June 1, 2008
Caveat emptor
There are some facts that are so politically incorrect, that people will be punished merely for mentioning them.
We saw a particularly crisp example of this last week, when Advertising Standards Canada ruled that a billboard advertisement by LifeCanada was “deceptive.”
The billboard marked the 20th anniversary of the Supreme Court of Canada’s Morgentaler decision, which removed all legal restrictions on abortion in Canada. The ad stated, in full: “9 months. The length of time an abortion is allowed in Canada. Abortion. Have we gone too far? www.AbortioninCanada.ca.”
It doesn’t get simpler than this. ASC ruled that it was “deceptive” to state this plain fact as a fact. The explanation that followed was that the billboard did not deal with “access” issues. The anonymous tribunal further contested, quite incoherently, references to Statistics Canada on the website that were themselves factually correct.

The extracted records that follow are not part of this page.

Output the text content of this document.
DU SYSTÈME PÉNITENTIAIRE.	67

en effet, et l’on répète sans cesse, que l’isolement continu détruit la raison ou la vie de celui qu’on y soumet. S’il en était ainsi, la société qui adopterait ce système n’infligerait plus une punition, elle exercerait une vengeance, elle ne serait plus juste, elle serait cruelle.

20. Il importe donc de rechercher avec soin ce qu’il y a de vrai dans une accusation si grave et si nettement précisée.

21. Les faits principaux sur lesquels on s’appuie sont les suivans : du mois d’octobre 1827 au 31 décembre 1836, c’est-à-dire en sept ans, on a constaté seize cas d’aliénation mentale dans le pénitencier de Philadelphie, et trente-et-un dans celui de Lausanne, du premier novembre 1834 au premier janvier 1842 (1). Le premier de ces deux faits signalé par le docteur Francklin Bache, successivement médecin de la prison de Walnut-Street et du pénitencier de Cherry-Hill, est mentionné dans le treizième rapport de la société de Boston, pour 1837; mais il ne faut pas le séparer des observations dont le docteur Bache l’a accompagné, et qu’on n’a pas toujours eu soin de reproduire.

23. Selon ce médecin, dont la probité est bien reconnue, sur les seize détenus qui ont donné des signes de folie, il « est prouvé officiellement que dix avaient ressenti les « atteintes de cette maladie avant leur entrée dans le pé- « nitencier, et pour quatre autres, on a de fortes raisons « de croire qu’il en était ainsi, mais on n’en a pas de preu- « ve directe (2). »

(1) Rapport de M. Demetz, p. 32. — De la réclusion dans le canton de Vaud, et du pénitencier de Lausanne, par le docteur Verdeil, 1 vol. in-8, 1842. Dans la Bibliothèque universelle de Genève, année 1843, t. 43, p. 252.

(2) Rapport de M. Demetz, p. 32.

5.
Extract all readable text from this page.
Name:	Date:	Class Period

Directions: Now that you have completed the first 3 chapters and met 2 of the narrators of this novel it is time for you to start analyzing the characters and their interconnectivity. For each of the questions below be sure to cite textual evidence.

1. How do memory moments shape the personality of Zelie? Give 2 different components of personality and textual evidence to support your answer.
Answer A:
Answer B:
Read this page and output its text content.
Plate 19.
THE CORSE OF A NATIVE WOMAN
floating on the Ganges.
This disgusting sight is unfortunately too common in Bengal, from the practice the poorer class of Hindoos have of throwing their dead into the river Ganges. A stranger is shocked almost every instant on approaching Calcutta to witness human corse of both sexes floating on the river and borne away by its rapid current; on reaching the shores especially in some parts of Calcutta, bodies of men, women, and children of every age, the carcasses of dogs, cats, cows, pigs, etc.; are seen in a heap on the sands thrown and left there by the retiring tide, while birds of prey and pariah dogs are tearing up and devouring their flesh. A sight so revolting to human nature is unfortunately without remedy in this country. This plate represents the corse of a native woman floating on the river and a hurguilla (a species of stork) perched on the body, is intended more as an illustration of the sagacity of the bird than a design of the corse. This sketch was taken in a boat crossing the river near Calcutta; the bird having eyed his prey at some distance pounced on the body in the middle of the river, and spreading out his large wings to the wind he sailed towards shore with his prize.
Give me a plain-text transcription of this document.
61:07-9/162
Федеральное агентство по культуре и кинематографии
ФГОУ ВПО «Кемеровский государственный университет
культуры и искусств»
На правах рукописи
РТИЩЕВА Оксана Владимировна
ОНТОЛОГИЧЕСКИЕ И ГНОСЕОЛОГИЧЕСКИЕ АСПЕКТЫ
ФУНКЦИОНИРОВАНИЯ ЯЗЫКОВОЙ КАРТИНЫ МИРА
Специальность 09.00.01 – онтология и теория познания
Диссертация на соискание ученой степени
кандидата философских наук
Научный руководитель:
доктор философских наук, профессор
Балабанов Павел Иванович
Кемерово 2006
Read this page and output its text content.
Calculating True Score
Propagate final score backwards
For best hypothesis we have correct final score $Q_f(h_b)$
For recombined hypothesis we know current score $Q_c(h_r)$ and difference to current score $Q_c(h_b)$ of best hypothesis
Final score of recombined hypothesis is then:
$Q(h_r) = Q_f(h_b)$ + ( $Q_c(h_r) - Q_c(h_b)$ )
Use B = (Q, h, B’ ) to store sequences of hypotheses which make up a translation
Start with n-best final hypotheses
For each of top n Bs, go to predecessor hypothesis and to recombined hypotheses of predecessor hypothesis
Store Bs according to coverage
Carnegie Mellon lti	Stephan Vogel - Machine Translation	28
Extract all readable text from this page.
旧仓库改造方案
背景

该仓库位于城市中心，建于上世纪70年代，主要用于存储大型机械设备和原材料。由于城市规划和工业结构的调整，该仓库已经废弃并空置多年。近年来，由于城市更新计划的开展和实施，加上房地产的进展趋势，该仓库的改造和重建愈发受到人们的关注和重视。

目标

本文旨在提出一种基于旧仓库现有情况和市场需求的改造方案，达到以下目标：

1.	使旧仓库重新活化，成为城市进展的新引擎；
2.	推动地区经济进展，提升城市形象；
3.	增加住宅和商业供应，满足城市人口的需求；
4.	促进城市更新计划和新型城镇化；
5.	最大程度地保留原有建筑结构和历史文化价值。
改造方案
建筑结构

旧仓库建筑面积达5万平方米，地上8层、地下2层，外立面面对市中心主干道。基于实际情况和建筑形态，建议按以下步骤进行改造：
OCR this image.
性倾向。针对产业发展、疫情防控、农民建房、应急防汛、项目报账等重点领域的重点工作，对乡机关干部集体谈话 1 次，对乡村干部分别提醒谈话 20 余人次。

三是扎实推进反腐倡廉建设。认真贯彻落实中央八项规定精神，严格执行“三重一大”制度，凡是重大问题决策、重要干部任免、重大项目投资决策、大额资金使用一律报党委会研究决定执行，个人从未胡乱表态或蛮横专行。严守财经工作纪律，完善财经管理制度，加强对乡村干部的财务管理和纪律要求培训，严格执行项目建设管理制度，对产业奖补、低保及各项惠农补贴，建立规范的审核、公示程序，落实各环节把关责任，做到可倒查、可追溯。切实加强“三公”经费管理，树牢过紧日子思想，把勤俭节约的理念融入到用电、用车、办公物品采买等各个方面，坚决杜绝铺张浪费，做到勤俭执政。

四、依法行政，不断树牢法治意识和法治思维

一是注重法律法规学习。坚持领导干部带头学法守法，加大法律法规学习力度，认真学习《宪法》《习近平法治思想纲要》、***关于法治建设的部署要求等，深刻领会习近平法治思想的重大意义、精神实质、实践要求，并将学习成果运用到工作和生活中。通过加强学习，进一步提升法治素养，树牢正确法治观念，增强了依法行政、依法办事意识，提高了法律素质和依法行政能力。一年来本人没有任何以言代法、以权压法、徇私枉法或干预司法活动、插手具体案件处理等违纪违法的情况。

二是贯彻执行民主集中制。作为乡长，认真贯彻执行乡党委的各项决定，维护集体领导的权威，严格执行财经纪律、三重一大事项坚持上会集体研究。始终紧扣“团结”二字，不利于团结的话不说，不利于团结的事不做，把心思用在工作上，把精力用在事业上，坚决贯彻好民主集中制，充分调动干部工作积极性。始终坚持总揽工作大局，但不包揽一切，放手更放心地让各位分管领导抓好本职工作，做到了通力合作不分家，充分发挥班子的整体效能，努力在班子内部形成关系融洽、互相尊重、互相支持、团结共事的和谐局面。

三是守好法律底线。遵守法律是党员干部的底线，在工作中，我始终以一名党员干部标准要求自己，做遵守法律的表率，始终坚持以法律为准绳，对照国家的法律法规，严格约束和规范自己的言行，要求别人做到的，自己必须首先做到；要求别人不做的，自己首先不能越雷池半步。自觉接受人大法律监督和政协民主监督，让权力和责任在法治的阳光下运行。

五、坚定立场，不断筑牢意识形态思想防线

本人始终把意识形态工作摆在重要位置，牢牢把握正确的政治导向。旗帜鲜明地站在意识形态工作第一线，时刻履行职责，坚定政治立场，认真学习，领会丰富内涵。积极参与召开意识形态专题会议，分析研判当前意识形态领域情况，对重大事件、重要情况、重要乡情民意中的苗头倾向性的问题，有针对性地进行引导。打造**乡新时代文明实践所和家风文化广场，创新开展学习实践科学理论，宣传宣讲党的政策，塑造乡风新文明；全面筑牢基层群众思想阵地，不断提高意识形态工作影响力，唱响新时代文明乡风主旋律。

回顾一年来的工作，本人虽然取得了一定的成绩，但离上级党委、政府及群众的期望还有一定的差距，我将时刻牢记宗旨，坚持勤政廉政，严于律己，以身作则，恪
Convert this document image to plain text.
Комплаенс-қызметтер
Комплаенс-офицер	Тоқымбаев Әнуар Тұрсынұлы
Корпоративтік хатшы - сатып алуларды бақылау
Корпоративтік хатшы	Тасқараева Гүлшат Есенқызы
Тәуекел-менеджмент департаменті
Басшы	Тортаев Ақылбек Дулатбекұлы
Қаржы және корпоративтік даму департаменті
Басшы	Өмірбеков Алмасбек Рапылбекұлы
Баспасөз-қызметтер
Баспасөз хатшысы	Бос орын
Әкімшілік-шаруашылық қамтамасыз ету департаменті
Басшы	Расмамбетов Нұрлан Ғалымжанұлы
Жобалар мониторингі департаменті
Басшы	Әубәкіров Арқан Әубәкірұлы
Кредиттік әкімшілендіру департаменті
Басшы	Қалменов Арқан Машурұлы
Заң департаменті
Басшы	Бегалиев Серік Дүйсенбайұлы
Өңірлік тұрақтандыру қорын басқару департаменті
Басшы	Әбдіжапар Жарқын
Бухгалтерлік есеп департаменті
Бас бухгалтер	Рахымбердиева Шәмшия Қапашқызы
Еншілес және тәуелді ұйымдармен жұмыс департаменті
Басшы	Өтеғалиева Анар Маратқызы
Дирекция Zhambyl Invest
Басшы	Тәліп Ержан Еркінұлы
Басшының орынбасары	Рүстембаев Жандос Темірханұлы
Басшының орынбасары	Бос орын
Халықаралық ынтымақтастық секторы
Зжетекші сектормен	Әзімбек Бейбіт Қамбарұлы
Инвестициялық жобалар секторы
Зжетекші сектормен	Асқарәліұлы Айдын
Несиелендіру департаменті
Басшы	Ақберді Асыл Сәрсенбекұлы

In other words, the LifeCanada ad was “deceptive” because it was outrageously true. Cf. George Orwell: “War is peace. Freedom is slavery. Ignorance is strength.”
The feminist red herring about “access” is not something worthy of serious discussion. When a woman wants an abortion in this country, she gets it, pronto. That is indeed a very good reason why abortions in the third trimester are comparatively rare. And yet they do happen, and they are quite legal. The billboard wasn’t discussing numbers, it was discussing law.
In Canada’s socialist medical system, you can wait months, possibly years, for vital medical treatment; you can and will wait for hip or knee replacements, MRI scans, all kinds of clinical work and general surgery. In many parts of Canada you can wait for the rest of your life for access to a family doctor. If you go to emergency in a Canadian hospital towards midnight, you can wait all night to be seen by a nurse. Complaints about “access to abortion” are a very grim joke. If women had been similarly wait-listed for this service, the population of this country would by now be several million higher.
There remains one non-statistical “access” argument that should be faced squarely. Many doctors and nurses -- including many who would count themselves as “pro-choice” -- refuse to perform abortions on women in the third trimester. This is because they are morally repelled by an act that not only seems abstractly, but looks physically, indistinguishable from murder.
And yet, as the LifeCanada billboard accurately stated, it is a perfectly legal act. Only at the ambiguous moment of birth does the child magically become a “human being” -- thanks specifically to the Supreme Court’s Morgentaler decision of 1988.
The paid advertisement that so offended Advertising Standards Canada ran on about 50 billboards. Compare, if you will, an advertisement from the feminist Canadian Women’s Foundation, that has been running as a “public service” -- carpet-bombed across the country not only on billboards but in newspapers, with bank statements, and on the sides of buses. It is intended to “create awareness of domestic violence.”
Under the headline, “Shelter from the Storm,” it depicts “a sullen, rather menacing father, staring defiantly at the camera” from one end of a sofa, and “a waifish, stressed-looking mother shielding anxious children” at the other. (The descriptors are Barbara Kay’s, and I cannot improve on them.) A dotted vertical line divides this father from the rest of his family.
The message of this advertisement is as unambiguously hateful as it is clichéd and slick. Without any further words it communicates a savage denunciation of “white males,” and supports the feminist stereotype that they are violent, abusive, and tyrannical by nature. Women, by contrast, are peaceful, and nurturing, and if they have any flaw, it is perhaps that they have been too accommodating to men in the past. Children, too, are routinely abused by these white male reptiles, and thus side exclusively with their mothers.
It is inconceivable that any “advertising standards” authority would rule such an advertisement “deceptive” at the present day. Even had they the desire, none would have the courage to face down the inevitable feminist wrath. The (typically white male) corporate executives who agree to disseminate such obvious hate literature, do so in an expectation of what would happen if they refused. And yet if the stereotype were true, they would be quivering in fear of all the sullen, menacing, defiant male customers they had mortally offended.
This advertisement goes beyond deception. It presents the opposite of the truth. Not only -- according to Statistics Canada of all people -- is domestic violence perpetrated by both sexes, in roughly equal numbers, but when perpetrated by men it is overwhelmingly by common-law “partners” as opposed to properly married men in natural families. In other words, that dotted line, instructing us to break up families and cage the men, directly contributes to the phenomenon it is denouncing -- the proliferation of domestic violence, in broken homes.
A fact becomes a lie when it is politically incorrect. A lie becomes a fact when it is politically correct. When these become the prevailing advertising standards, let the buyer beware.